Microfinance stress has been a pain point not just for Federal Bank but for most lenders, said Dnyanada Vaidya, BFSI research analyst at Axis Securities. However, microfinance accounted for less than 2% of the bank's loan book as of Q1 – which keeps the overall risk contained, she explained.
The bank's advances to unsecured segments, especially microfinance, is limited in the overall portfolio compared with those of some of its peers. Apart from the microfinance segment, Federal Bank does not see major asset quality headwinds in the secured segments.
Federal Bank's microfinance advances dropped 4% quarter-on-quarter to ₹3,939 crore in Q1 from ₹4,112 crore in the previous quarter. The lender said on the earnings call that microfinance stress peaked in May, and slippages – even in microfinance – came down in June and July.
'And we are hoping that the trend is there to stay," Manian said.
Some analysts said that while the strategic pivot is right for the long haul, it could dampen growth and returns in the near term. Federal Bank's roadmap is expansive and well-crafted. It is also ambitious, which means execution risks may outweigh the upside in the immediate future.
While commendable for long-term value creation, the strategy entails slower medium-term growth reflected in tepid growth numbers, Centrum said in a report on 3 August.
'Even banks with stronger brands and wider distribution networks are struggling to achieve substantial growth in low-cost deposits.

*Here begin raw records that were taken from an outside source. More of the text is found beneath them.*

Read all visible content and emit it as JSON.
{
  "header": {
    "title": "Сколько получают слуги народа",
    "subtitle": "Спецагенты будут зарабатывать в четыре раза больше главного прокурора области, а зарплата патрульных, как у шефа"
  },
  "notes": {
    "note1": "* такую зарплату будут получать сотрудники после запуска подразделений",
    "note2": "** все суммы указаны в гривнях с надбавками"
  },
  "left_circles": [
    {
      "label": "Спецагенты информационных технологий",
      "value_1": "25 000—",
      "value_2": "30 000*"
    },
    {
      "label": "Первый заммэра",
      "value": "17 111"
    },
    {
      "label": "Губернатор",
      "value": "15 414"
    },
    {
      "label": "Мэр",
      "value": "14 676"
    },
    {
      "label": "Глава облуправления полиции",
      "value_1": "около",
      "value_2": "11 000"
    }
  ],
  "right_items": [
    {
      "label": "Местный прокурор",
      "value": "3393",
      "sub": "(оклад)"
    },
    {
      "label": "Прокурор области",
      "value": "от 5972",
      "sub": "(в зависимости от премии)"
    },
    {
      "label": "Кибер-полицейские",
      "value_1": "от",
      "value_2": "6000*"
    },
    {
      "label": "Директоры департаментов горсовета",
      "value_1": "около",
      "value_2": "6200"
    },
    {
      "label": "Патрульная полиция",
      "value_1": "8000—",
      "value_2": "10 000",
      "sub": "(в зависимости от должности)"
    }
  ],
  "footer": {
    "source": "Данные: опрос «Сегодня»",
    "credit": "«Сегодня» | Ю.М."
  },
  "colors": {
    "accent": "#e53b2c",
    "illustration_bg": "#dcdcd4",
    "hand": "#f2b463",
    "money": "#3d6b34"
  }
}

This indicates an uphill task for the bank's recalibrated strategy," Centrum said.
While the bank seems committed to making the right strategic shifts, 'the ongoing transition is likely to bring near-term challenges and earnings variability," analysts at Elara Capital noted in a report dated 3 August.
How Q1 played out
Gross non-performing assets (NPAs) rose to 1.91% in Q1 after narrowing steadily for the past four quarters. In the previous quarter, gross NPA was 1.84%.

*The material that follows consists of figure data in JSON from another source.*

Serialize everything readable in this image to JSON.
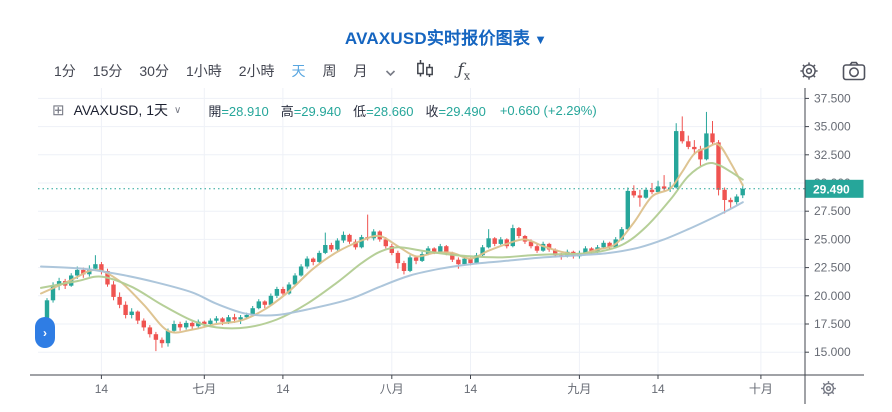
{
  "title": {
    "text": "AVAXUSD实时报价图表",
    "arrow": "▼"
  },
  "toolbar": {
    "intervals": [
      {
        "label": "1分",
        "active": false
      },
      {
        "label": "15分",
        "active": false
      },
      {
        "label": "30分",
        "active": false
      },
      {
        "label": "1小時",
        "active": false
      },
      {
        "label": "2小時",
        "active": false
      },
      {
        "label": "天",
        "active": true
      },
      {
        "label": "周",
        "active": false
      },
      {
        "label": "月",
        "active": false
      }
    ],
    "fx_f": "ƒ",
    "fx_sub": "x",
    "icons": [
      "chevron-down-icon",
      "candlestick-style-icon",
      "indicators-fx-icon",
      "gear-icon",
      "camera-icon"
    ]
  },
  "legend": {
    "expand_icon": "⊞",
    "symbol": "AVAXUSD, 1天",
    "chevron": "∨",
    "items": [
      {
        "label": "開",
        "value": "=28.910"
      },
      {
        "label": "高",
        "value": "=29.940"
      },
      {
        "label": "低",
        "value": "=28.660"
      },
      {
        "label": "收",
        "value": "=29.490"
      }
    ],
    "change": "+0.660 (+2.29%)"
  },
  "pill": {
    "chevron": "›"
  },
  "colors": {
    "accent_title": "#1565c0",
    "interval_active": "#58a6e0",
    "up": "#26a69a",
    "down": "#ef5350",
    "ma_fast": "#dcc18c",
    "ma_mid": "#b2cc92",
    "ma_slow": "#a9c3d9",
    "grid": "#eef1f7",
    "axis_line": "#42464e",
    "axis_text": "#676b74",
    "badge_bg": "#26a69a",
    "badge_text": "#ffffff",
    "pill_bg": "#2f7de4",
    "last_price_line": "#26a69a"
  },
  "chart_data": {
    "type": "candlestick",
    "symbol": "AVAXUSD",
    "interval": "1天",
    "last": {
      "open": 28.91,
      "high": 29.94,
      "low": 28.66,
      "close": 29.49,
      "change": 0.66,
      "change_pct": 2.29
    },
    "last_price_label": "29.490",
    "last_price": 29.49,
    "ylim": [
      13.0,
      38.4
    ],
    "grid": true,
    "y_ticks": [
      {
        "value": 37.5,
        "label": "37.500"
      },
      {
        "value": 35.0,
        "label": "35.000"
      },
      {
        "value": 32.5,
        "label": "32.500"
      },
      {
        "value": 30.0,
        "label": "30.000"
      },
      {
        "value": 27.5,
        "label": "27.500"
      },
      {
        "value": 25.0,
        "label": "25.000"
      },
      {
        "value": 22.5,
        "label": "22.500"
      },
      {
        "value": 20.0,
        "label": "20.000"
      },
      {
        "value": 17.5,
        "label": "17.500"
      },
      {
        "value": 15.0,
        "label": "15.000"
      }
    ],
    "x_ticks": [
      {
        "label": "14",
        "index": 9
      },
      {
        "label": "七月",
        "index": 26
      },
      {
        "label": "14",
        "index": 39
      },
      {
        "label": "八月",
        "index": 57
      },
      {
        "label": "14",
        "index": 70
      },
      {
        "label": "九月",
        "index": 88
      },
      {
        "label": "14",
        "index": 101
      },
      {
        "label": "十月",
        "index": 118
      }
    ],
    "ohlc": [
      [
        18.0,
        19.8,
        17.8,
        19.6
      ],
      [
        19.6,
        21.2,
        19.4,
        20.9
      ],
      [
        20.9,
        21.6,
        20.5,
        21.3
      ],
      [
        21.3,
        21.5,
        20.6,
        20.9
      ],
      [
        20.9,
        22.0,
        20.8,
        21.8
      ],
      [
        21.8,
        22.6,
        21.5,
        22.3
      ],
      [
        22.3,
        22.5,
        21.6,
        21.9
      ],
      [
        21.9,
        22.7,
        21.7,
        22.4
      ],
      [
        22.4,
        23.6,
        22.2,
        22.8
      ],
      [
        22.8,
        23.0,
        21.9,
        22.2
      ],
      [
        22.2,
        22.4,
        20.8,
        21.0
      ],
      [
        21.0,
        21.3,
        19.6,
        19.9
      ],
      [
        19.9,
        20.3,
        18.9,
        19.2
      ],
      [
        19.2,
        19.5,
        18.0,
        18.3
      ],
      [
        18.3,
        18.9,
        18.0,
        18.6
      ],
      [
        18.6,
        18.7,
        17.5,
        17.8
      ],
      [
        17.8,
        18.0,
        16.9,
        17.2
      ],
      [
        17.2,
        17.4,
        16.3,
        16.6
      ],
      [
        16.6,
        16.8,
        15.1,
        16.1
      ],
      [
        16.1,
        16.3,
        15.4,
        15.8
      ],
      [
        15.8,
        17.1,
        15.5,
        16.9
      ],
      [
        16.9,
        17.8,
        16.7,
        17.5
      ],
      [
        17.5,
        17.7,
        16.9,
        17.2
      ],
      [
        17.2,
        17.8,
        17.0,
        17.6
      ],
      [
        17.6,
        17.7,
        17.0,
        17.3
      ],
      [
        17.3,
        17.9,
        17.1,
        17.7
      ],
      [
        17.7,
        17.8,
        17.2,
        17.5
      ],
      [
        17.5,
        18.0,
        17.3,
        17.8
      ],
      [
        17.8,
        18.2,
        17.6,
        18.0
      ],
      [
        18.0,
        18.1,
        17.4,
        17.7
      ],
      [
        17.7,
        18.3,
        17.5,
        18.1
      ],
      [
        18.1,
        18.4,
        17.6,
        17.9
      ],
      [
        17.9,
        18.3,
        17.5,
        18.1
      ],
      [
        18.1,
        18.5,
        17.9,
        18.3
      ],
      [
        18.3,
        19.1,
        18.2,
        18.9
      ],
      [
        18.9,
        19.7,
        18.8,
        19.5
      ],
      [
        19.5,
        19.6,
        18.9,
        19.2
      ],
      [
        19.2,
        20.2,
        19.1,
        20.0
      ],
      [
        20.0,
        20.8,
        19.8,
        20.6
      ],
      [
        20.6,
        20.8,
        20.0,
        20.2
      ],
      [
        20.2,
        21.2,
        20.1,
        21.0
      ],
      [
        21.0,
        22.0,
        20.9,
        21.8
      ],
      [
        21.8,
        22.8,
        21.7,
        22.6
      ],
      [
        22.6,
        23.5,
        22.4,
        23.3
      ],
      [
        23.3,
        23.4,
        22.7,
        23.0
      ],
      [
        23.0,
        24.0,
        22.9,
        23.8
      ],
      [
        23.8,
        25.6,
        23.7,
        24.5
      ],
      [
        24.5,
        24.7,
        23.9,
        24.1
      ],
      [
        24.1,
        25.1,
        24.0,
        24.9
      ],
      [
        24.9,
        25.7,
        24.7,
        25.4
      ],
      [
        25.4,
        25.5,
        24.6,
        24.8
      ],
      [
        24.8,
        25.0,
        24.1,
        24.3
      ],
      [
        24.3,
        25.4,
        24.2,
        25.2
      ],
      [
        25.2,
        27.2,
        24.9,
        25.1
      ],
      [
        25.1,
        25.9,
        24.9,
        25.7
      ],
      [
        25.7,
        25.8,
        24.8,
        25.0
      ],
      [
        25.0,
        25.2,
        24.2,
        24.4
      ],
      [
        24.4,
        24.6,
        23.6,
        23.8
      ],
      [
        23.8,
        24.0,
        22.4,
        22.9
      ],
      [
        22.9,
        23.1,
        21.9,
        22.2
      ],
      [
        22.2,
        23.6,
        22.1,
        23.4
      ],
      [
        23.4,
        23.5,
        22.8,
        23.1
      ],
      [
        23.1,
        23.9,
        23.0,
        23.7
      ],
      [
        23.7,
        24.4,
        23.6,
        24.2
      ],
      [
        24.2,
        24.3,
        23.7,
        23.9
      ],
      [
        23.9,
        24.6,
        23.8,
        24.4
      ],
      [
        24.4,
        24.5,
        23.6,
        23.8
      ],
      [
        23.8,
        23.9,
        23.0,
        23.2
      ],
      [
        23.2,
        23.4,
        22.4,
        22.8
      ],
      [
        22.8,
        23.5,
        22.7,
        23.3
      ],
      [
        23.3,
        23.4,
        22.7,
        22.9
      ],
      [
        22.9,
        23.8,
        22.8,
        23.6
      ],
      [
        23.6,
        24.5,
        23.5,
        24.3
      ],
      [
        24.3,
        25.9,
        24.2,
        25.1
      ],
      [
        25.1,
        25.2,
        24.4,
        24.6
      ],
      [
        24.6,
        25.2,
        24.5,
        25.0
      ],
      [
        25.0,
        25.1,
        24.2,
        24.4
      ],
      [
        24.4,
        26.3,
        24.3,
        26.0
      ],
      [
        26.0,
        26.1,
        25.1,
        25.3
      ],
      [
        25.3,
        25.4,
        24.6,
        24.8
      ],
      [
        24.8,
        25.0,
        24.2,
        24.4
      ],
      [
        24.4,
        24.6,
        23.8,
        24.0
      ],
      [
        24.0,
        24.8,
        23.9,
        24.6
      ],
      [
        24.6,
        24.7,
        23.9,
        24.1
      ],
      [
        24.1,
        24.2,
        23.4,
        23.6
      ],
      [
        23.6,
        23.8,
        23.2,
        23.5
      ],
      [
        23.5,
        24.1,
        23.4,
        23.9
      ],
      [
        23.9,
        24.0,
        23.3,
        23.5
      ],
      [
        23.5,
        24.0,
        23.3,
        23.8
      ],
      [
        23.8,
        24.4,
        23.7,
        24.2
      ],
      [
        24.2,
        24.3,
        23.7,
        23.9
      ],
      [
        23.9,
        24.5,
        23.8,
        24.3
      ],
      [
        24.3,
        24.9,
        24.2,
        24.7
      ],
      [
        24.7,
        24.8,
        24.1,
        24.3
      ],
      [
        24.3,
        25.2,
        24.2,
        25.0
      ],
      [
        25.0,
        26.1,
        24.9,
        25.9
      ],
      [
        25.9,
        29.6,
        25.8,
        29.3
      ],
      [
        29.3,
        29.8,
        28.7,
        28.9
      ],
      [
        28.9,
        29.4,
        27.9,
        28.7
      ],
      [
        28.7,
        29.6,
        28.6,
        29.4
      ],
      [
        29.4,
        30.0,
        29.0,
        29.2
      ],
      [
        29.2,
        30.2,
        29.1,
        29.7
      ],
      [
        29.7,
        30.7,
        29.3,
        29.5
      ],
      [
        29.5,
        30.1,
        29.2,
        29.6
      ],
      [
        29.6,
        35.3,
        29.5,
        34.6
      ],
      [
        34.6,
        35.9,
        33.5,
        33.7
      ],
      [
        33.7,
        34.2,
        33.0,
        33.2
      ],
      [
        33.2,
        33.8,
        32.5,
        33.0
      ],
      [
        33.0,
        33.3,
        31.5,
        32.1
      ],
      [
        32.1,
        36.3,
        32.0,
        34.4
      ],
      [
        34.4,
        35.5,
        33.4,
        33.6
      ],
      [
        33.6,
        33.8,
        28.9,
        29.4
      ],
      [
        29.4,
        29.6,
        27.3,
        28.5
      ],
      [
        28.5,
        28.7,
        27.8,
        28.3
      ],
      [
        28.3,
        29.0,
        28.1,
        28.8
      ],
      [
        28.91,
        29.94,
        28.66,
        29.49
      ]
    ],
    "ma_lines": [
      {
        "name": "ma-fast",
        "color": "#dcc18c",
        "points": [
          [
            -1,
            20.2
          ],
          [
            4,
            21.4
          ],
          [
            8,
            22.3
          ],
          [
            12,
            21.3
          ],
          [
            16,
            19.2
          ],
          [
            20,
            16.9
          ],
          [
            24,
            17.0
          ],
          [
            28,
            17.5
          ],
          [
            32,
            17.8
          ],
          [
            36,
            18.8
          ],
          [
            40,
            20.4
          ],
          [
            44,
            22.4
          ],
          [
            48,
            23.9
          ],
          [
            52,
            24.9
          ],
          [
            55,
            25.3
          ],
          [
            58,
            24.4
          ],
          [
            61,
            23.5
          ],
          [
            64,
            23.8
          ],
          [
            67,
            23.8
          ],
          [
            70,
            23.3
          ],
          [
            73,
            24.0
          ],
          [
            76,
            24.6
          ],
          [
            79,
            25.0
          ],
          [
            82,
            24.4
          ],
          [
            85,
            23.9
          ],
          [
            88,
            23.7
          ],
          [
            91,
            24.1
          ],
          [
            94,
            24.6
          ],
          [
            97,
            26.5
          ],
          [
            100,
            28.8
          ],
          [
            103,
            29.5
          ],
          [
            105,
            31.0
          ],
          [
            107,
            32.6
          ],
          [
            109,
            33.1
          ],
          [
            111,
            33.4
          ],
          [
            113,
            31.8
          ],
          [
            115,
            29.8
          ]
        ]
      },
      {
        "name": "ma-mid",
        "color": "#b2cc92",
        "points": [
          [
            -1,
            20.7
          ],
          [
            5,
            21.3
          ],
          [
            9,
            21.7
          ],
          [
            14,
            20.8
          ],
          [
            19,
            19.2
          ],
          [
            24,
            17.8
          ],
          [
            28,
            17.2
          ],
          [
            33,
            17.2
          ],
          [
            38,
            17.9
          ],
          [
            43,
            19.3
          ],
          [
            48,
            21.2
          ],
          [
            52,
            22.9
          ],
          [
            55,
            23.9
          ],
          [
            58,
            24.3
          ],
          [
            62,
            24.0
          ],
          [
            66,
            23.7
          ],
          [
            70,
            23.5
          ],
          [
            75,
            23.4
          ],
          [
            80,
            23.6
          ],
          [
            85,
            23.7
          ],
          [
            90,
            23.8
          ],
          [
            95,
            24.5
          ],
          [
            99,
            26.1
          ],
          [
            103,
            28.5
          ],
          [
            106,
            30.6
          ],
          [
            109,
            31.7
          ],
          [
            111,
            31.6
          ],
          [
            113,
            31.0
          ],
          [
            115,
            30.3
          ]
        ]
      },
      {
        "name": "ma-slow",
        "color": "#a9c3d9",
        "points": [
          [
            -1,
            22.6
          ],
          [
            6,
            22.4
          ],
          [
            12,
            21.9
          ],
          [
            18,
            21.2
          ],
          [
            24,
            20.3
          ],
          [
            28,
            19.3
          ],
          [
            33,
            18.4
          ],
          [
            38,
            18.3
          ],
          [
            44,
            18.9
          ],
          [
            50,
            19.7
          ],
          [
            55,
            20.8
          ],
          [
            60,
            21.8
          ],
          [
            65,
            22.4
          ],
          [
            70,
            22.8
          ],
          [
            76,
            23.1
          ],
          [
            82,
            23.4
          ],
          [
            88,
            23.6
          ],
          [
            93,
            23.8
          ],
          [
            98,
            24.3
          ],
          [
            102,
            25.0
          ],
          [
            106,
            25.9
          ],
          [
            110,
            26.9
          ],
          [
            113,
            27.7
          ],
          [
            115,
            28.3
          ]
        ]
      }
    ]
  }
}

Federal Bank's slippage rate rose to 1.11% in the reporting quarter from 0.84% in the previous quarter. The lender said elevated slippages were largely driven by microfinance loans and added that incremental stress is seen in microfinance while the remaining book remains resilient.
Credit costs rose to 65 bps in Q1, a jump from the ~50 bps range the bank had held steady over the past two years.
Factors to watch
Some analysts said the bank's asset quality will need close monitoring in the near to medium term, particularly as the loan mix evolves, since there are few other levers left to sustain return on assets.
Investors should closely watch for a pickup in credit growth and margin improvement, driven by the shift in the mix towards better-yielding segments that can translate into a stronger return on assets. Vaidya of Axis Securities said credit growth could pick up in FY27, supported by improved consumption demand and favourable macros.
The bank's return on assets in Q1 stood at about 1%, weighed down by higher credit costs. However, Vaidya said she expects the bank to end FY26 with a return of about 1.1% compared with 1.2-1.3% reported in previous years. This can be attributed primarily due to net interest margin pressures and marginally higher credit costs.